Na warszawa@tvn.pl napisał pan Sławomir, mieszkaniec Wawra. Jego zdaniem, ogólne założenia projektu forsowanego przez Zarząd Transportu Miejskiego są trafne. - W ślad za bogatymi miastami Zachodu próbuje się zachęcić ludzi do jazdy transportem szynowym - z założenia bardziej przewidywalnym i szybszym. To koncepcja wydaję się słuszna - ocenia nasz czytelnik.

"Ale 521 zostawcie"

Problemem jest dla niego likwidacja linii 521. Pan Sławomir zauważa, że pociągi nie jeżdżą punktualnie i czasami trzeba na nie czekać nawet 25 minut. - To skutkuje dużym tłokiem w SKM / KM, szczególnie rano z Otwocka, gdyż zdecydowana większość kursów SKM jest realizowana przez jeden skład - opisuje.
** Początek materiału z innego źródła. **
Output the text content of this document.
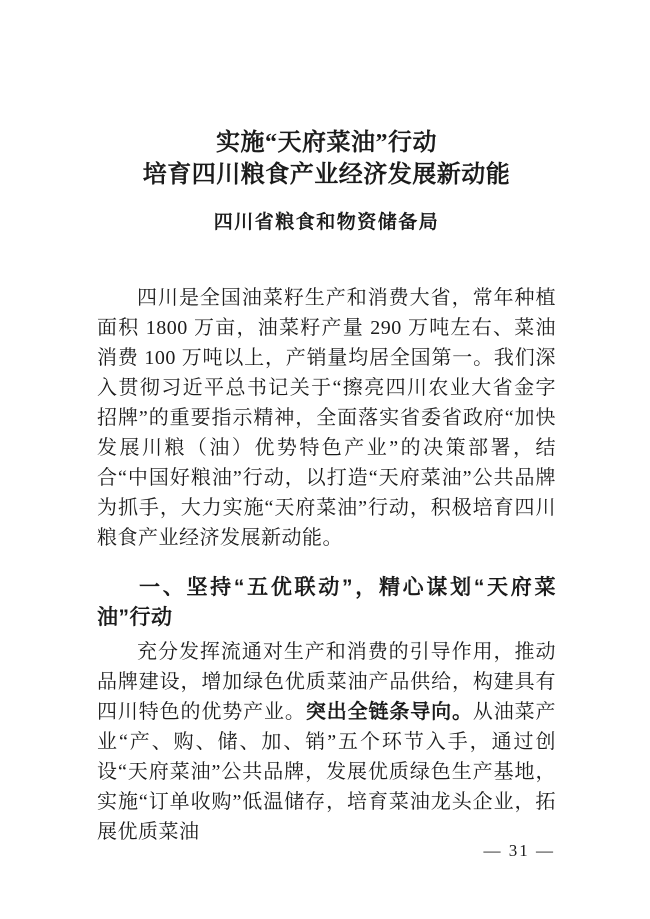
实施“天府菜油”行动
培育四川粮食产业经济发展新动能
四川省粮食和物资储备局

四川是全国油菜籽生产和消费大省，常年种植面积 1800 万亩，油菜籽产量 290 万吨左右、菜油消费 100 万吨以上，产销量均居全国第一。我们深入贯彻习近平总书记关于“擦亮四川农业大省金字招牌”的重要指示精神，全面落实省委省政府“加快发展川粮（油）优势特色产业”的决策部署，结合“中国好粮油”行动，以打造“天府菜油”公共品牌为抓手，大力实施“天府菜油”行动，积极培育四川粮食产业经济发展新动能。

一、坚持“五优联动”，精心谋划“天府菜油”行动

充分发挥流通对生产和消费的引导作用，推动品牌建设，增加绿色优质菜油产品供给，构建具有四川特色的优势产业。突出全链条导向。从油菜产业“产、购、储、加、销”五个环节入手，通过创设“天府菜油”公共品牌，发展优质绿色生产基地，实施“订单收购”低温储存，培育菜油龙头企业，拓展优质菜油

— 31 —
Efekt? - Masa ludzi wybiera prywatne busy. Nie dlatego że są bardzo komfortowe czy tańsze, ale dlatego że zapewniają przejazd z Józefowa czy Falenicy do samego centrum miasta w około 30 minut, w pozycji siedzącej za 3,5 zł. Tego ZTM nie oferuje! - podsumowuje pan Sławomir.

Pociągi za wolne...

Jego zdaniem, wadą komunikacji kolejowej jest że dojazd do centrum trwa prawie dwa razy dłużej, niż autobusem, nawet jeśli ten utknie po drodze w porannym korku. - Mimo iż komfort podróżowania np. SKM stopniowo się poprawia, to nie spełnia ona swojej podstawowej funkcji- nie zapewnia szybkiego dojazdu - pisze czytelnik tvnwarszawa.pl.
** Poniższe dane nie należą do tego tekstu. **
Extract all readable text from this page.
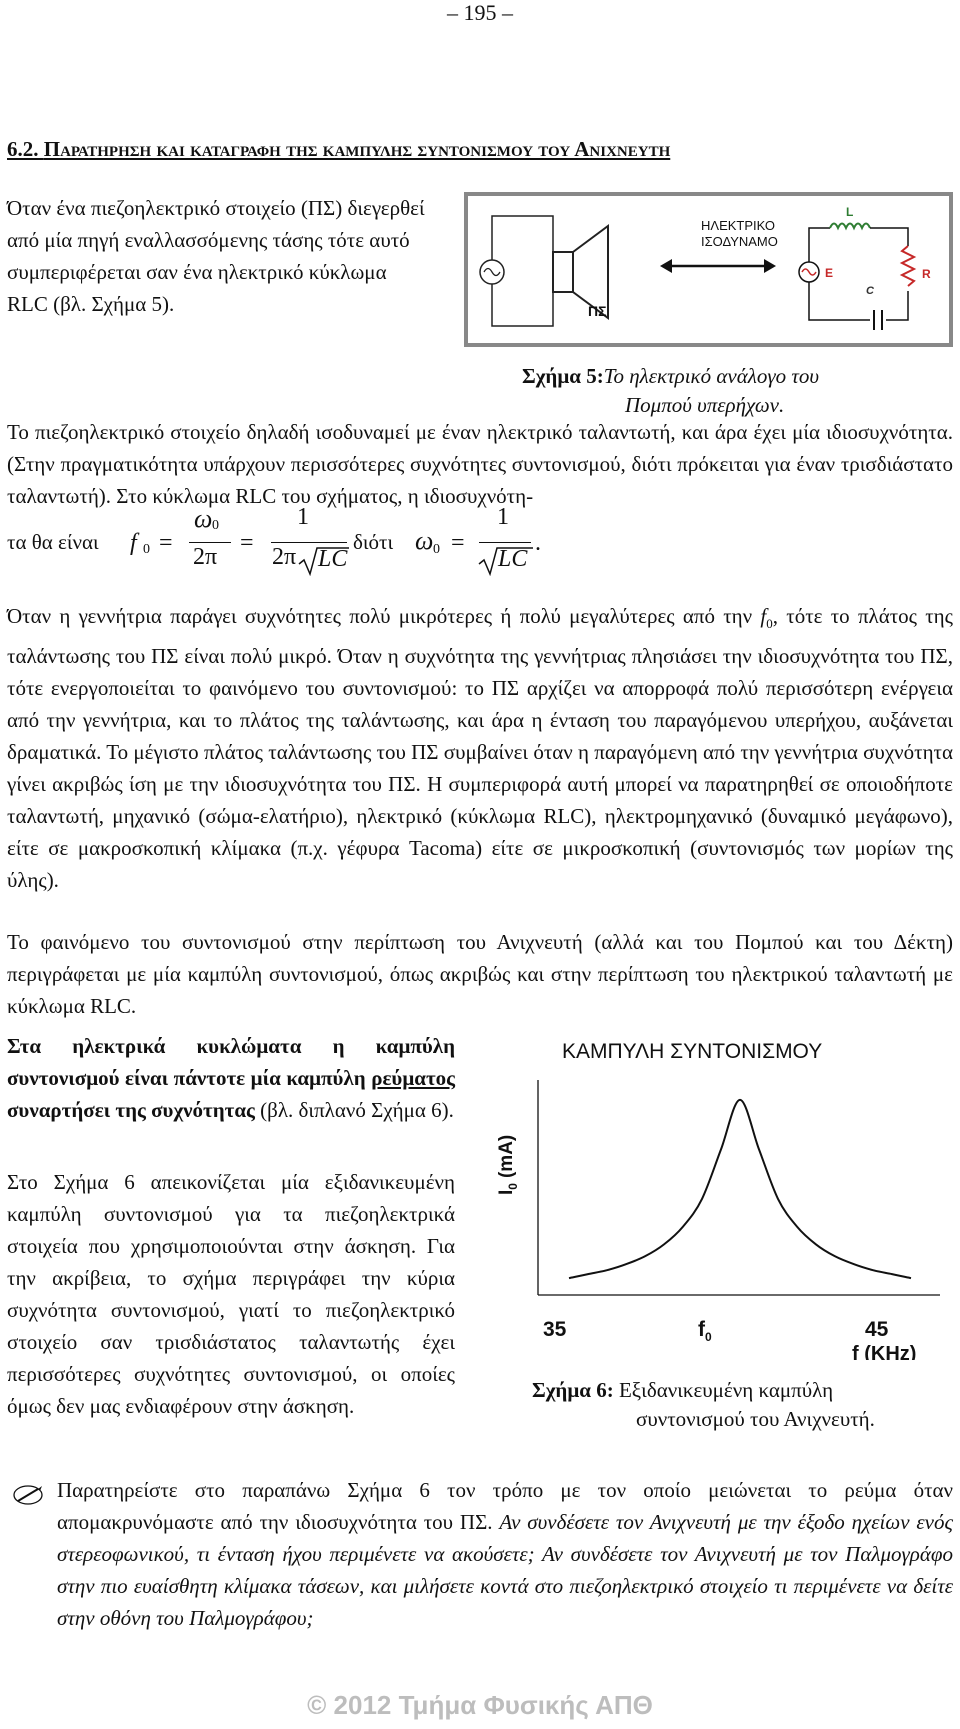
– 195 –
6.2. Παρατηρηση και καταγραφη της καμπυλης συντονισμου του Ανιχνευτη
Όταν ένα πιεζοηλεκτρικό στοιχείο (ΠΣ) διεγερθεί από μία πηγή εναλλασσόμενης τάσης τότε αυτό συμπεριφέρεται σαν ένα ηλεκτρικό κύκλωμα RLC (βλ. Σχήμα 5).	ΠΣ
ΗΛΕΚΤΡΙΚΟ
ΙΣΟΔΥΝΑΜΟ
L
E
C
R
Σχήμα 5:Το ηλεκτρικό ανάλογο του
Πομπού υπερήχων.
Το πιεζοηλεκτρικό στοιχείο δηλαδή ισοδυναμεί με έναν ηλεκτρικό ταλαντωτή, και άρα έχει μία ιδιοσυχνότητα. (Στην πραγματικότητα υπάρχουν περισσότερες συχνότητες συντονισμού, διότι πρόκειται για έναν τρισδιάστατο ταλαντωτή). Στο κύκλωμα RLC του σχήματος, η ιδιοσυχνότη-
τα θα είναι f 0 =
ω 0
2π
=
1
2π LC
διότι ω 0 =
1
LC
.
Όταν η γεννήτρια παράγει συχνότητες πολύ μικρότερες ή πολύ μεγαλύτερες από την $f_0$, τότε το πλάτος της ταλάντωσης του ΠΣ είναι πολύ μικρό. Όταν η συχνότητα της γεννήτριας πλησιάσει την ιδιοσυχνότητα του ΠΣ, τότε ενεργοποιείται το φαινόμενο του συντονισμού: το ΠΣ αρχίζει να απορροφά πολύ περισσότερη ενέργεια από την γεννήτρια, και το πλάτος της ταλάντωσης, και άρα η ένταση του παραγόμενου υπερήχου, αυξάνεται δραματικά. Το μέγιστο πλάτος ταλάντωσης του ΠΣ συμβαίνει όταν η παραγόμενη από την γεννήτρια συχνότητα γίνει ακριβώς ίση με την ιδιοσυχνότητα του ΠΣ. Η συμπεριφορά αυτή μπορεί να παρατηρηθεί σε οποιοδήποτε ταλαντωτή, μηχανικό (σώμα-ελατήριο), ηλεκτρικό (κύκλωμα RLC), ηλεκτρομηχανικό (δυναμικό μεγάφωνο), είτε σε μακροσκοπική κλίμακα (π.χ. γέφυρα Tacoma) είτε σε μικροσκοπική (συντονισμός των μορίων της ύλης).
Το φαινόμενο του συντονισμού στην περίπτωση του Ανιχνευτή (αλλά και του Πομπού και του Δέκτη) περιγράφεται με μία καμπύλη συντονισμού, όπως ακριβώς και στην περίπτωση του ηλεκτρικού ταλαντωτή με κύκλωμα RLC.
Στα ηλεκτρικά κυκλώματα η καμπύλη συντονισμού είναι πάντοτε μία καμπύλη ρεύματος συναρτήσει της συχνότητας (βλ. διπλανό Σχήμα 6).
Στο Σχήμα 6 απεικονίζεται μία εξιδανικευμένη καμπύλη συντονισμού για τα πιεζοηλεκτρικά στοιχεία που χρησιμοποιούνται στην άσκηση. Για την ακρίβεια, το σχήμα περιγράφει την κύρια συχνότητα συντονισμού, γιατί το πιεζοηλεκτρικό στοιχείο σαν τρισδιάστατος ταλαντωτής έχει περισσότερες συχνότητες συντονισμού, οι οποίες όμως δεν μας ενδιαφέρουν στην άσκηση.
ΚΑΜΠΥΛΗ ΣΥΝΤΟΝΙΣΜΟΥ
$I_0(mA)$
35	$f_0$	45
f (KHz)
Σχήμα 6: Εξιδανικευμένη καμπύλη
συντονισμού του Ανιχνευτή.
Παρατηρείστε στο παραπάνω Σχήμα 6 τον τρόπο με τον οποίο μειώνεται το ρεύμα όταν απομακρυνόμαστε από την ιδιοσυχνότητα του ΠΣ. Αν συνδέσετε τον Ανιχνευτή με την έξοδο ηχείων ενός στερεοφωνικού, τι ένταση ήχου περιμένετε να ακούσετε; Αν συνδέσετε τον Ανιχνευτή με τον Παλμογράφο στην πιο ευαίσθητη κλίμακα τάσεων, και μιλήσετε κοντά στο πιεζοηλεκτρικό στοιχείο τι περιμένετε να δείτε στην οθόνη του Παλμογράφου;
© 2012 Τμήμα Φυσικής ΑΠΘ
Pan Sławomir proponuje też rozwiązanie tego problemu: - Wzorem autobusów przyśpieszonych powinno wprowadzić się kursy SKM lub KM przyśpieszone, zatrzymujące się tylko na wybranych stacjach: np. Otwock - Józefów - Falenica - Radość - Wawer - Warszawa Wschodnia - Warszawa Śródmieście. Od 4 lat jeżdżę dwa razy dziennie na linii Warszawa Śródmieście - Józefów i są stację, na których nawet w godzinach szczytu nikt nie wysiada lub wsiada, np. Warszawa Miedzeszyn czy Warszawa Olszynka Grochowska. Każde takie zatrzymanie skutkuje natomiast dojazdem do centrum Warszawy o 2 - 4 minut wolniejszym.

... i kosztowne

Pan Sławomir zwraca też uwagę na kwestie finansowe. Józefów czy Otwock miesięcznie płacą kilkaset tysięcy złotych (za dostęp wspólny bilet - red.), a pasażerowie płacą za bilety na 2. strefę o 30 proc. więcej niż mieszkańcy Warszawy, co daje całkiem pokaźną kwotę dla ZTM. W zamian za to ZTM oferuje wyłącznie linie S1 SKM (od niedawna) i ani jednego połączenia autobusowego. Wydaję się dość nie równym traktowaniem klientów ZTM w stosunku do innych mieszkańców podwarszawskich miejscowości, tj. Ząbek (całe w 1. strefie), Sulejówka czy Legionowa.